Tuesday, October 16, 2007

El Centro de Muchacho Trabajador

Wow! It’s been a while. Okay, so as has been my life for the past two months, things continue to change. I finished my training at the Red Cross, and at the end they give us all a test that we have to make an 80% on. By “all” I mean about 22 Ecuadorians and 1 gringo (me). I look at the test, thinking and hoping it would be multiple choice, and see nothing but questions and lines. Lots of lines. Turns out every question had to be answered with three to four sentences, and there were like twenty questions!!! So needless to say, I was the ADHD kid who stayed much later finishing the exam than everyone else. I passed, and then went to get my schedule for volunteering, and it turns out I could only work like 5 to 10 hours a week at the Red Cross.

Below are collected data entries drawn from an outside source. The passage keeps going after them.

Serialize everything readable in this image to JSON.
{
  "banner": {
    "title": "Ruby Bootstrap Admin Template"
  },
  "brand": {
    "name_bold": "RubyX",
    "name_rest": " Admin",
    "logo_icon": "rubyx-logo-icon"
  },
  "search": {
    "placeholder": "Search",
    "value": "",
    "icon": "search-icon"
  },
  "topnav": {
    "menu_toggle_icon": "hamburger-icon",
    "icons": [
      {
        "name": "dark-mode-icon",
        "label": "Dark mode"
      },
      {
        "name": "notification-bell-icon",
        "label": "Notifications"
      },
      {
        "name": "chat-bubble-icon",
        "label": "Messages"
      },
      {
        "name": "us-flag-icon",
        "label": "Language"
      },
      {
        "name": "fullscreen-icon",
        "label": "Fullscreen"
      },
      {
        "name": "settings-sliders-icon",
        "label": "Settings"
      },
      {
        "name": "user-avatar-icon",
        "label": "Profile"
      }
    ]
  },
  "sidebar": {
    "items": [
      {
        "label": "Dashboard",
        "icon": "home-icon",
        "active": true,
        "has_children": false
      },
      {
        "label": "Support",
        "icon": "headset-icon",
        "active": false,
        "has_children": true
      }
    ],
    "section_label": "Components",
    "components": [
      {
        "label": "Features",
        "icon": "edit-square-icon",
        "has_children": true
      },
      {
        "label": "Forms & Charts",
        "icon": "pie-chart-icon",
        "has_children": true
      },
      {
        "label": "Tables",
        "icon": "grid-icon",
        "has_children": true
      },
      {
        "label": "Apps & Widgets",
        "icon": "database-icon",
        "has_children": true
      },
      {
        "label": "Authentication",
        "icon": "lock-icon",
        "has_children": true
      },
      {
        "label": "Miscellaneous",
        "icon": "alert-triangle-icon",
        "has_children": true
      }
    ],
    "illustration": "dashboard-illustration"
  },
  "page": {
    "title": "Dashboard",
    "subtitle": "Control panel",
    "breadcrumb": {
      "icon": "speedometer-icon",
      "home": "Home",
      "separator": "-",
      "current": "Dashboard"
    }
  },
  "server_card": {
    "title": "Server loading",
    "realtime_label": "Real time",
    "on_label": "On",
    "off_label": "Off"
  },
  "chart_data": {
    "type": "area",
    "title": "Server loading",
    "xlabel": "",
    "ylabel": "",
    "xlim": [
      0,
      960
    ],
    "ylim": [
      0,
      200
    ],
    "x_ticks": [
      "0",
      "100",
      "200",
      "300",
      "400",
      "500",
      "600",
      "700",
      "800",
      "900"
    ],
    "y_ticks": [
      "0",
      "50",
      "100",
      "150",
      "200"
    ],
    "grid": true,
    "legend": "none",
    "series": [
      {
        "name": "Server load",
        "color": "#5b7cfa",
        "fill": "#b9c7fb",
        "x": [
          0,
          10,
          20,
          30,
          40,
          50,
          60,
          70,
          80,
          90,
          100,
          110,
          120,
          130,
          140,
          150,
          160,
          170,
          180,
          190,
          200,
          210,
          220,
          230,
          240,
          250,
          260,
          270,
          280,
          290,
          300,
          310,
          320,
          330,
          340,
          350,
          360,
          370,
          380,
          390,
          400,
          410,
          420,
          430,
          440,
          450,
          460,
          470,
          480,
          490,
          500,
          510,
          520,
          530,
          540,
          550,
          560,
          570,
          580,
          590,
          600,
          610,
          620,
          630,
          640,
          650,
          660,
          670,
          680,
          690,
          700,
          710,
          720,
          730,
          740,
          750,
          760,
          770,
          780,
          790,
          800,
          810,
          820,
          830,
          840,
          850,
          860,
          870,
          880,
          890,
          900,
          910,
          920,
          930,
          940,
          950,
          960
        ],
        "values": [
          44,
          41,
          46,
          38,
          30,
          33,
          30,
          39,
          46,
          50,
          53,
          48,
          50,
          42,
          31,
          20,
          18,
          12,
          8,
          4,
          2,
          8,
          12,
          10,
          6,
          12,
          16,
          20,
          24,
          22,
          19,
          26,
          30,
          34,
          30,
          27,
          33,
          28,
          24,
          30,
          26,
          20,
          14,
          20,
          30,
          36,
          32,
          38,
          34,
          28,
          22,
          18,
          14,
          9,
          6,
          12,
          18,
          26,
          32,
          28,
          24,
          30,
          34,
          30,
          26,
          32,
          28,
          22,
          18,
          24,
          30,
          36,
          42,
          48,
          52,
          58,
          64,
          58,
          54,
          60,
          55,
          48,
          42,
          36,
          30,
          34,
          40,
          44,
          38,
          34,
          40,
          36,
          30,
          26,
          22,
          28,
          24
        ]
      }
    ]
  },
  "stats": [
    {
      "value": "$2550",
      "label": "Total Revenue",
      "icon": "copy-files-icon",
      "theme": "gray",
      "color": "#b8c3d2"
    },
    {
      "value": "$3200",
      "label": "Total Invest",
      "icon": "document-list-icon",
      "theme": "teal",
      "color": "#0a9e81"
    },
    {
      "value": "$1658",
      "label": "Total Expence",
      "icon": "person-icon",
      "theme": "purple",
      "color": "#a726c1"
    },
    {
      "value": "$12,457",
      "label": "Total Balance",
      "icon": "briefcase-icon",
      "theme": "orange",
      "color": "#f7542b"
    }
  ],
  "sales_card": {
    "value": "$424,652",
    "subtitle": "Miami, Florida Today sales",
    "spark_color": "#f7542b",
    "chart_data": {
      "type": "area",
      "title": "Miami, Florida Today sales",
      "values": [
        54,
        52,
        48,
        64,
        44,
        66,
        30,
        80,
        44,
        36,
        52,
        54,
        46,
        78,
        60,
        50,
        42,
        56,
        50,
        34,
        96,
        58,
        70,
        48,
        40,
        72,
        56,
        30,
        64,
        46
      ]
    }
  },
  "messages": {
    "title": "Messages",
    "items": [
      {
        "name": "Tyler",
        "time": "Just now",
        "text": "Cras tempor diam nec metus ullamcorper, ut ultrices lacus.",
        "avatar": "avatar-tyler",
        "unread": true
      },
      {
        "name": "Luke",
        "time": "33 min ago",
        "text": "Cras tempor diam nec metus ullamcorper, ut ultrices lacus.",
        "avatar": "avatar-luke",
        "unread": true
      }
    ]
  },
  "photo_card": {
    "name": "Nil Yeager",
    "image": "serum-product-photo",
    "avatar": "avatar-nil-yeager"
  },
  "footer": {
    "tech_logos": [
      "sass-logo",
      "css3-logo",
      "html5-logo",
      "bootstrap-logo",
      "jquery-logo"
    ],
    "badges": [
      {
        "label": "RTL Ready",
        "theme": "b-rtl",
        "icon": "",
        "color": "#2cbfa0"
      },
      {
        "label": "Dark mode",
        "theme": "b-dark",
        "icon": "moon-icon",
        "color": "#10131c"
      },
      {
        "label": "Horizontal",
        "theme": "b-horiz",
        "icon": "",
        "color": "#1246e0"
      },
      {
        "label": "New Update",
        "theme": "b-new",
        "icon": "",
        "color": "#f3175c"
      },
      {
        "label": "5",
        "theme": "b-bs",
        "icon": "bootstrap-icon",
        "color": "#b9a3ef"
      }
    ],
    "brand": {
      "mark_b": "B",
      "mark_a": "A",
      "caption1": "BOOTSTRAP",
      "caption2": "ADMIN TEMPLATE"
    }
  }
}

Before I did the training they told me I could work a full schedule there after training. I’m not sure why all that happened but it did, and so I changed jobs.

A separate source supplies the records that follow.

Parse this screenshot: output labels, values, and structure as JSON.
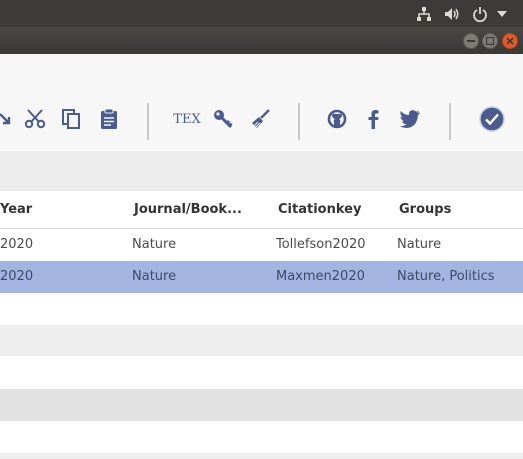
{
  "top_panel": {
    "icons": [
      "network-icon",
      "volume-icon",
      "power-icon",
      "dropdown-arrow-icon"
    ]
  },
  "window": {
    "buttons": [
      "minimize-button",
      "maximize-button",
      "close-button"
    ]
  },
  "toolbar": {
    "icons": [
      "import-arrow-icon",
      "scissors-icon",
      "copy-icon",
      "clipboard-icon",
      "tex-icon",
      "key-icon",
      "broom-icon",
      "github-icon",
      "facebook-icon",
      "twitter-icon",
      "check-circle-icon"
    ],
    "tex_label": "TEX"
  },
  "table": {
    "columns": [
      "Year",
      "Journal/Book...",
      "Citationkey",
      "Groups"
    ],
    "rows": [
      {
        "year": "2020",
        "journal": "Nature",
        "citationkey": "Tollefson2020",
        "groups": "Nature",
        "selected": false
      },
      {
        "year": "2020",
        "journal": "Nature",
        "citationkey": "Maxmen2020",
        "groups": "Nature, Politics",
        "selected": true
      }
    ]
  },
  "colors": {
    "accent": "#4a5b8e",
    "selection": "#a3b4e0",
    "panel": "#3c3b37",
    "close_button": "#e25a2c"
  }
}
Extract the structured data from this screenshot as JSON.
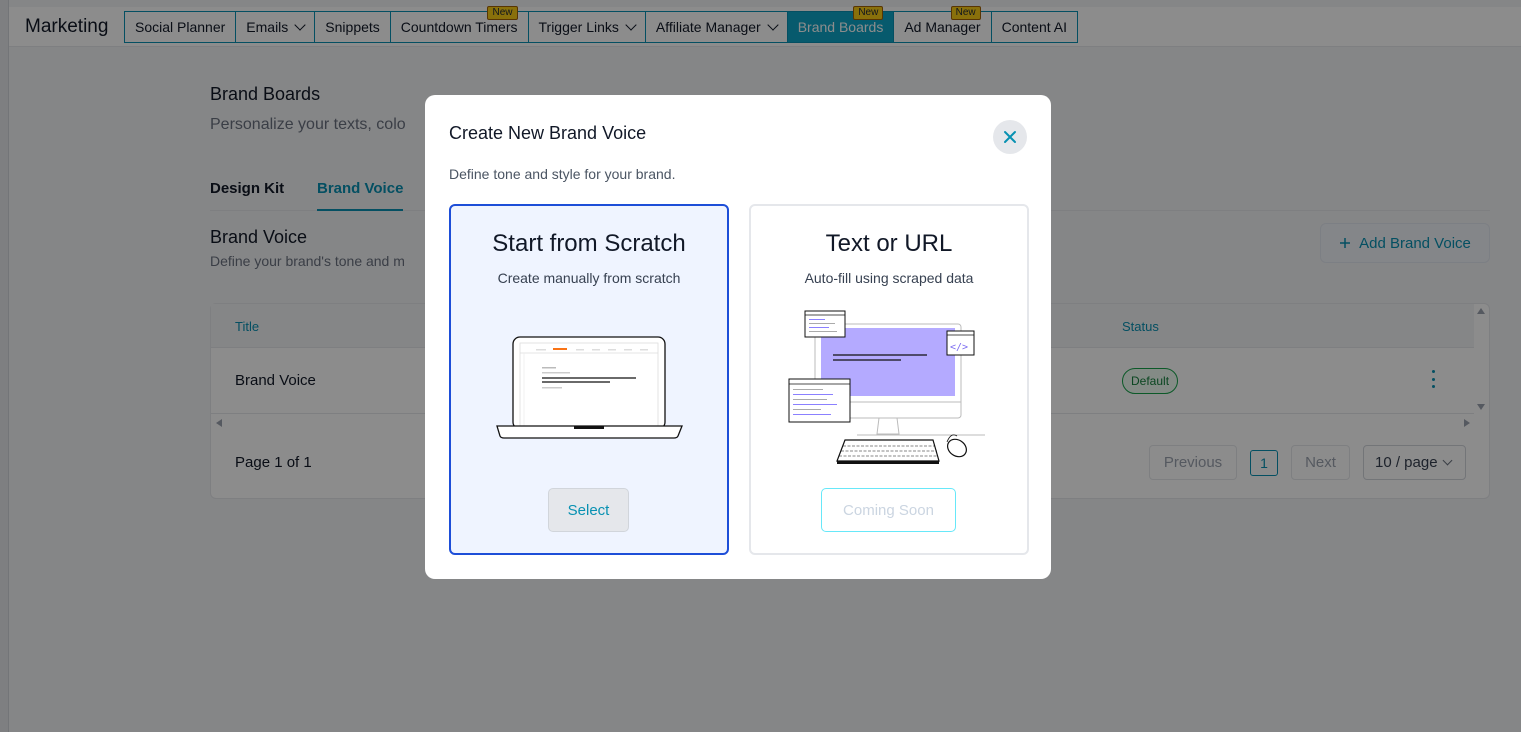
{
  "app": {
    "title": "Marketing"
  },
  "nav": {
    "tabs": [
      {
        "label": "Social Planner",
        "dropdown": false,
        "new": false,
        "active": false
      },
      {
        "label": "Emails",
        "dropdown": true,
        "new": false,
        "active": false
      },
      {
        "label": "Snippets",
        "dropdown": false,
        "new": false,
        "active": false
      },
      {
        "label": "Countdown Timers",
        "dropdown": false,
        "new": true,
        "active": false
      },
      {
        "label": "Trigger Links",
        "dropdown": true,
        "new": false,
        "active": false
      },
      {
        "label": "Affiliate Manager",
        "dropdown": true,
        "new": false,
        "active": false
      },
      {
        "label": "Brand Boards",
        "dropdown": false,
        "new": true,
        "active": true
      },
      {
        "label": "Ad Manager",
        "dropdown": false,
        "new": true,
        "active": false
      },
      {
        "label": "Content AI",
        "dropdown": false,
        "new": false,
        "active": false
      }
    ],
    "new_badge": "New"
  },
  "page": {
    "title": "Brand Boards",
    "subtitle": "Personalize your texts, colo",
    "tabs": {
      "design_kit": "Design Kit",
      "brand_voice": "Brand Voice"
    },
    "section_title": "Brand Voice",
    "section_subtitle": "Define your brand's tone and m",
    "add_button": "Add Brand Voice"
  },
  "table": {
    "columns": {
      "title": "Title",
      "status": "Status"
    },
    "rows": [
      {
        "title": "Brand Voice",
        "status": "Default"
      }
    ],
    "pagination": {
      "info": "Page 1 of 1",
      "previous": "Previous",
      "current": "1",
      "next": "Next",
      "page_size": "10 / page"
    }
  },
  "modal": {
    "title": "Create New Brand Voice",
    "subtitle": "Define tone and style for your brand.",
    "options": {
      "scratch": {
        "title": "Start from Scratch",
        "subtitle": "Create manually from scratch",
        "button": "Select"
      },
      "url": {
        "title": "Text or URL",
        "subtitle": "Auto-fill using scraped data",
        "button": "Coming Soon"
      }
    }
  },
  "colors": {
    "accent": "#0891b2",
    "active_tab": "#0ea5c6",
    "selected_border": "#1d4ed8",
    "illustration": "#b4aaff"
  },
  "icons": {
    "close": "close-icon",
    "add": "plus-icon",
    "more": "kebab-icon"
  }
}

So since last Monday morning, I’ve been a schoolteacher/tutor. Turns out that a place close to my house needs volunteers for teaching street kids (kids that have to work to bring in money for their family generally selling candy or polishing shoes). I told them I’d be in Quito for five more weeks, and they said that would be great. Everything is in Spanish and so difficult! Not because of the Spanish, but because teaching has to be the hardest job on the planet. Really, we should all call our old teachers and thank them. Anyway, I have a class in the mornings on Tuesday/Thursday/Friday, I help with classes in the mornings on Monday/Wednesday, but my favorite part is the tutoring every afternoon. I work with a teacher for a class of about six. Turns out these six are the “special” class. Special meaning they’ve never had education. They range from 9 to 12 years in age. Let me give you an example of what I taught yesterday. This one child Derio, age 12, can add very well. I was quite impressed, seeing how I’m teaching the rest to add. So I try to teach him to add bigger numbers like 167 + 573. I find out he can add them after I teach him to carry tens and all, but he can’t name them. So then I tell him to write the numbers from 0 to 100 in order and he can’t do it. This kid has learned to add because he has been on the street selling candy, but no one taught him how to count. It was shocking. I mean how foreign must addition be if you don’t know that the numbers go in order. Talk about doing blindly what you’re told. Anyway, it’s been great. I’m mainly teaching reading, writing, addition and subtraction. I have to throw this plug in, my hat is off to my sister who teaches special education and somehow loves it. I mean I enjoy what I’m doing, but I know there is no way I would have the patience to do this full time. Not a chance. I always realized how smart teachers had to be, in the sense of being able to see where all their students were, and somehow getting them all to the same level. But I never realized until now how enthusiastic and patient teachers have to be. God Bless them.

Blog Points:

1. I went to a crazy Latino rock concert the other night. There were mosh pits with people swinging, but the best part was the drummer, who was the same drummer from the Tenacious D movie but without horns. He was bald but with a long mullet, sported a Motorhead shirt for five minutes until he took it off, sweet MegaDeath leather pants, and ran and jumped off the stage swinging at his fans during one of the moshes. No joke.
2. So my friend Naomi broke her arm. She was in a village at the time, and there were no doctors, so thankfully this guy saw her and offered to set her arm until she went to the hospital. In retrospect, the doctor said it was a good job. So two questions…what did he use to set the arm? And how much did he charge? Popsicle sticks and $3.
3. The trolley that I use on a daily basis, plays Rudolph the Red-Nose Reindeer on a daily basis.

2 comments:

Eva said...

Wow, that's crazy! It's amazing how much we take for-granted out structured education system and our under-paid teachers.
Keep up being awesome and continuing to perservere by always being in the middle of saving the world ;)

Meredith Latimer said...

I am so excited that you are learning the joys of teaching. It's amazing how sometimes you think you can actually see the lightbulb come on over their heads!